Plus concrètement, comment sont calculés les montants de droits redevables par les diffuseurs ?
Nous négocions avec les diffuseurs l’exploitation de notre répertoire ; et plus concrètement, le taux de rémunération qui s’appliquera en fonction du pourcentage d’utilisation du répertoire de la Scam. Par exemple, si une chaîne de télévision – en diffusion linéaire – utilise entre 12% et 16%1 du répertoire de la Scam, elle paiera 1% de son chiffre d’affaires à la Scam. Le barème est progressif : plus un diffuseur utilise notre répertoire, plus il contribue financièrement. Sauf au-delà de 50% d’utilisation où un taux fixe de 3% s’applique pour les chaînes de télévision.
Une fois ce taux négocié, un chiffre d’affaires global est établi pour l’ensemble du répertoire, et il nous revient ensuite de répartir ces droits auprès des auteurs. Un double mécanisme se met en place : premièrement, les auteurs déclarent leurs œuvres ; deuxièmement, nous croisons ces déclarations avec les informations de diffusion fournies par les chaînes. Ensuite, la répartition des droits se fait par diffuseur, et non via un pot commun. Certains auteurs pensent, à tort, que nous pourrions transférer des fonds d’une chaîne à une autre – par exemple, utiliser les revenus générés par TF1 pour rémunérer des auteurs dont les œuvres sont diffusées sur Arte. Or, cela est impossible : chaque diffuseur rémunère uniquement les auteurs diffusés sur son antenne. Même au sein de France Télévisions, la répartition est cloisonnée par chaîne : France 2, France 3 et France 5 ont chacun leurs propres couloirs de financement.
Avec l’essor des plateformes et la montée du visionnage non linéaire, ces modèles pourraient évoluer à l’avenir. Aujourd’hui, nous distinguons encore les tarifs linéaires et non linéaires mais cette séparation pourrait être amenée à changer. Enfin, concernant les traducteurs, leur rémunération est indexée sur celle de l’œuvre principale : ils perçoivent 10% du tarif de l’auteur du film. Ainsi, si un documentaire est rémunéré à 100 %, le traducteur recevra 10 % de cette valeur par minute, ce qui génère des rémunérations intéressantes.
Quelles autres divergences rencontrez-vous lors des négociations avec les diffuseurs ?
Un des autres freins que nous rencontrons concerne le mode de calcul des droits : certains diffuseurs souhaiteraient un fonctionnement au forfait plutôt qu’au pourcentage. D’autres voudraient payer en fonction du succès de chaque œuvre. Et ce, alors même que nous avons toujours considéré que la rémunération devait se baser sur un pourcentage du chiffre d’affaires global, et non sur l’audience individuelle de chaque documentaire. Mais la pression augmente. D’autant que certaines chaînes traditionnelles sont tentées de défendre aussi cette logique sachant qu’elles-mêmes négocient les prix d’achat de leurs programmes en fonction de l’horaire de diffusion.

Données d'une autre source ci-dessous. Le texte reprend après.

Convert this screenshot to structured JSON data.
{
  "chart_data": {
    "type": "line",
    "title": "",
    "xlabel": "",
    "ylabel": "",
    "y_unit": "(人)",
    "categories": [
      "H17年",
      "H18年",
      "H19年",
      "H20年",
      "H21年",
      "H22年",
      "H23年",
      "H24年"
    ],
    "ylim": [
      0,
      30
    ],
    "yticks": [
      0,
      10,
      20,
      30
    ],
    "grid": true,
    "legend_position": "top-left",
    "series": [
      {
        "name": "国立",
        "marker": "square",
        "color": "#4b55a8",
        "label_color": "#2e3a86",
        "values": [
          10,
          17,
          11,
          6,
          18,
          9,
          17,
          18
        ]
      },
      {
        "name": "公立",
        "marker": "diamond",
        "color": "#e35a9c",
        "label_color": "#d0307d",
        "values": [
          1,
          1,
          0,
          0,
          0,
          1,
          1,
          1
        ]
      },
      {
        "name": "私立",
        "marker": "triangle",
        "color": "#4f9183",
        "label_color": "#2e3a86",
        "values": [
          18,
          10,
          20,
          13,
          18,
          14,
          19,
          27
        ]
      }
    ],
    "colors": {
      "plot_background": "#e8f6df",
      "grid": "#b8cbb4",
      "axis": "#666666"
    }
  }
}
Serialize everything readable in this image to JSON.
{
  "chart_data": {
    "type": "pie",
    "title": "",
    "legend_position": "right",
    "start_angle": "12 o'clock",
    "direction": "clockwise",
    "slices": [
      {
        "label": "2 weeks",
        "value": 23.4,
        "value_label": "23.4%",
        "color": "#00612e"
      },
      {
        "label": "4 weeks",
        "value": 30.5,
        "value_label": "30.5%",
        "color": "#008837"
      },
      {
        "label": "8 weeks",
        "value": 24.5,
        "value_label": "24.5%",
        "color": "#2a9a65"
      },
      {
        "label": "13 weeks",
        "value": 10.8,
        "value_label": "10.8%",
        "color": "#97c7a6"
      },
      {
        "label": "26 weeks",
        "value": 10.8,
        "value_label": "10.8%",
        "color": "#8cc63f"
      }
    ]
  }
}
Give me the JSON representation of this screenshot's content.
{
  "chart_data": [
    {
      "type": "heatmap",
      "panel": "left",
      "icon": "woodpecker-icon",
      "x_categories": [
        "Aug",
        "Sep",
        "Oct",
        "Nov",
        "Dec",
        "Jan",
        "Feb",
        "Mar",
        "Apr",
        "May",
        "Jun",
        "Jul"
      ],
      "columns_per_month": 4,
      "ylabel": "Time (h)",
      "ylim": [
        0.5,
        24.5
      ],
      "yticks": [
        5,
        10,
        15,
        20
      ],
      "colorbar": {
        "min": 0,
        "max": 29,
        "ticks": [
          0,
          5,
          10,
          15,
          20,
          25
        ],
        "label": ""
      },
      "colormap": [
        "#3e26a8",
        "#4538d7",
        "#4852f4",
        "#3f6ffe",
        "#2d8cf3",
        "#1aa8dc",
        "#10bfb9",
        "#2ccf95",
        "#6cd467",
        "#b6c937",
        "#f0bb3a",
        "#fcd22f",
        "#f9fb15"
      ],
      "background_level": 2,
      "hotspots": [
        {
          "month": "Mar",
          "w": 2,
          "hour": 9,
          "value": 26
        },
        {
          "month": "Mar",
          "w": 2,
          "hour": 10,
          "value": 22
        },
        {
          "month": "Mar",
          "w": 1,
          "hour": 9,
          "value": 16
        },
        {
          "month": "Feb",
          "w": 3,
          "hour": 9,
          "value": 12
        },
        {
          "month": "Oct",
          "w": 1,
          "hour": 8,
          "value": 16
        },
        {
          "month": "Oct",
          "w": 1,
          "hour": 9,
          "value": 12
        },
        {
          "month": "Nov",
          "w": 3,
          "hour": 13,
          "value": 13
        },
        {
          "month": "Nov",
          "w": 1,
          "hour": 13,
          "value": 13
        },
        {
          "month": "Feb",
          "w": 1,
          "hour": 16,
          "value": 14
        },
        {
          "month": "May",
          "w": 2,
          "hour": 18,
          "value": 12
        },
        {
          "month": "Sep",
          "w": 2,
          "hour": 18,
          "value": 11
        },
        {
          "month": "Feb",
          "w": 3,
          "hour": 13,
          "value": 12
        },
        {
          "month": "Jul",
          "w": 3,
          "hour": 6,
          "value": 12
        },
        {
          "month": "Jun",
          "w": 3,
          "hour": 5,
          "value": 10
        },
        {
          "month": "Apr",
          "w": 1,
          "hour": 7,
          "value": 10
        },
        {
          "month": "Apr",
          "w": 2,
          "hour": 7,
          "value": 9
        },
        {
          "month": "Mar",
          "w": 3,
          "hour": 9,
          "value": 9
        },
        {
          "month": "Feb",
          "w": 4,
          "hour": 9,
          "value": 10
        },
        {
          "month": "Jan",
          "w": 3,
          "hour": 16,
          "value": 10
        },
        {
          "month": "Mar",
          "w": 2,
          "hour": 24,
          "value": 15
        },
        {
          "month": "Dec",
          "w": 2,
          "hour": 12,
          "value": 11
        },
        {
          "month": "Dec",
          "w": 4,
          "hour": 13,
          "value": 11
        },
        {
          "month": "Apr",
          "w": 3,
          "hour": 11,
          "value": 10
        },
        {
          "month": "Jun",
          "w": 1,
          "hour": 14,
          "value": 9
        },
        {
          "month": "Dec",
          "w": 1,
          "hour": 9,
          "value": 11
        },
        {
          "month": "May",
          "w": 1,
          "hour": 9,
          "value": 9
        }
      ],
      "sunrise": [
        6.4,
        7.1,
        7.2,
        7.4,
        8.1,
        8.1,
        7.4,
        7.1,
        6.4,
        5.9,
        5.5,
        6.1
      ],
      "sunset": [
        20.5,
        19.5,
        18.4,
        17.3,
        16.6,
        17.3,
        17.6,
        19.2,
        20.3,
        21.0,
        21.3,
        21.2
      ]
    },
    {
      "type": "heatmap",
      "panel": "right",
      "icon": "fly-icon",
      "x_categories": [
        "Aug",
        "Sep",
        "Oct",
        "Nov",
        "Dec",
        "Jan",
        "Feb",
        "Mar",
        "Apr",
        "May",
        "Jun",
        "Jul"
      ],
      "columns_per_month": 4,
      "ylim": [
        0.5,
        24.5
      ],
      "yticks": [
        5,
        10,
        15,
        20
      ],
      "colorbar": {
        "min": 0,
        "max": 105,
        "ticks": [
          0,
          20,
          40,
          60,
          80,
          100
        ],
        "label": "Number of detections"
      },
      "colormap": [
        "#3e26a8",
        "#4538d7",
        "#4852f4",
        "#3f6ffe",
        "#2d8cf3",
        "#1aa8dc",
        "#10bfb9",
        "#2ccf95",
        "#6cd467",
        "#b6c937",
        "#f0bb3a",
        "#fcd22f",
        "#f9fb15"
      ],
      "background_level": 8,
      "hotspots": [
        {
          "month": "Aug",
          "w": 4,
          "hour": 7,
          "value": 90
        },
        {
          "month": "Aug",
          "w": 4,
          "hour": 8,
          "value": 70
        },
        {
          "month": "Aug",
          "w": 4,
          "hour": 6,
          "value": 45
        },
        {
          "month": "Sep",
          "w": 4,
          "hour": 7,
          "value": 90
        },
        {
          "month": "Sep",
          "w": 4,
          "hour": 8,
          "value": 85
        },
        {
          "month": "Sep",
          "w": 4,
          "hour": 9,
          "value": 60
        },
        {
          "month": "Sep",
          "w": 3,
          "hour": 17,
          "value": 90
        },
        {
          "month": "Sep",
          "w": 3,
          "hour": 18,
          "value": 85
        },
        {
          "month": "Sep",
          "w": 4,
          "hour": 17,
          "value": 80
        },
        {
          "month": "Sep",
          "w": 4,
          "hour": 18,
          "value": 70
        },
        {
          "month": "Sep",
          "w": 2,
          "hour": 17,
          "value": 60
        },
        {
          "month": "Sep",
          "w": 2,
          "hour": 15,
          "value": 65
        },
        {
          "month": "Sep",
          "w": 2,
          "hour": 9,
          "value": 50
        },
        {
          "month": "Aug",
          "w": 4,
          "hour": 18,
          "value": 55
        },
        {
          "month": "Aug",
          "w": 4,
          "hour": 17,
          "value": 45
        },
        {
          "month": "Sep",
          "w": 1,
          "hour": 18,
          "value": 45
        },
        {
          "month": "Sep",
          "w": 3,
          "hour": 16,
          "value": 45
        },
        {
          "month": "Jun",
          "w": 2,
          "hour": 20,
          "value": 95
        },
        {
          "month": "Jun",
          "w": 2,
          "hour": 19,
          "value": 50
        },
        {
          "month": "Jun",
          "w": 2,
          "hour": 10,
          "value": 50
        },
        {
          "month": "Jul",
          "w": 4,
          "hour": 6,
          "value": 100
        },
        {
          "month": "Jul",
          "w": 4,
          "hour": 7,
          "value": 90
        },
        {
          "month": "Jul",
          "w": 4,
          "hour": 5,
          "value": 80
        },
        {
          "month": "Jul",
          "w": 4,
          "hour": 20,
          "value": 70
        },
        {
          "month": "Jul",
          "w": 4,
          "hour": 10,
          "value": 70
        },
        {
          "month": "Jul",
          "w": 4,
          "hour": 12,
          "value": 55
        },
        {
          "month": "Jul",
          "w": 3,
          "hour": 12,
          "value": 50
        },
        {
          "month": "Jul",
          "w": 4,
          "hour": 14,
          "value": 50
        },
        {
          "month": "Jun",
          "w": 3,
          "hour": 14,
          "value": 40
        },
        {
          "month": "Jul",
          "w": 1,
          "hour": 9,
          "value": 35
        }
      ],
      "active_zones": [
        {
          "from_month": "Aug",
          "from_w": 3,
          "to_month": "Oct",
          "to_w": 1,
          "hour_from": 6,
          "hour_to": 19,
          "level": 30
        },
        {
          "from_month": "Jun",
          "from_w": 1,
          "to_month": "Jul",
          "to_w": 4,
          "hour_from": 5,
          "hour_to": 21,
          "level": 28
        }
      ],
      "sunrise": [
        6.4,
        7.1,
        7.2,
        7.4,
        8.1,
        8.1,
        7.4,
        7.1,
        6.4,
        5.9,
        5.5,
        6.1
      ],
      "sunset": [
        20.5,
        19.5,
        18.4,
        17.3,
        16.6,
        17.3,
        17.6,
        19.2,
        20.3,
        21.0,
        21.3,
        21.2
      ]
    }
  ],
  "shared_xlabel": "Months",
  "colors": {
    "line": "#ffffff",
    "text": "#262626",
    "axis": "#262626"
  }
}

Avec le passage du linéaire au non linéaire, la question des grilles tarifaires va donc devenir un enjeu grandissant. Aussi, je le répète : nous sommes amenés à évoluer et à nous adapter. De même que les auteurs doivent désormais accepter que ces modèles évoluent plus fréquemment. Parfois, il faut savoir faire quelques concessions pour rester en phase avec le marché. C’est pour cette raison que nous avons amorcé une réforme des tarifs, lesquels prennent désormais en compte les carrefours horaires. Et, même si notre prime time est très étendu – de 20h à 1h du matin – cela représente une petite révolution pour la Scam.
Lors d’un de vos discours à la cérémonie du Prix de la traduction de documentaires de l’ATAA, vous indiquiez que la durée des accords se réduisait. Pourquoi une telle évolution ?
L’économie s’avère instable et la concurrence de plus en plus forte. Avec TF1, nous venons de renégocier un accord qui datait de… 1987 ! Et il faut bien reconnaître que cela n’avait plus de sens. Aujourd’hui, nos accords sont valables trois ans, renouvelables chaque année. En réalité, nous renégocions en permanence, que ce soit avec YouTube, Meta et d’autres… Cela ne s’arrête jamais ! Au début, cela m’inquiétait beaucoup. Mais avec le recul, cette souplesse se révèle aussi à notre avantage, notamment parce que leur modèle économique évolue. Aujourd’hui, si Disney produit très peu de documentaires, rien n’indique qu’ils n’en feront pas pléthore dans dix ans.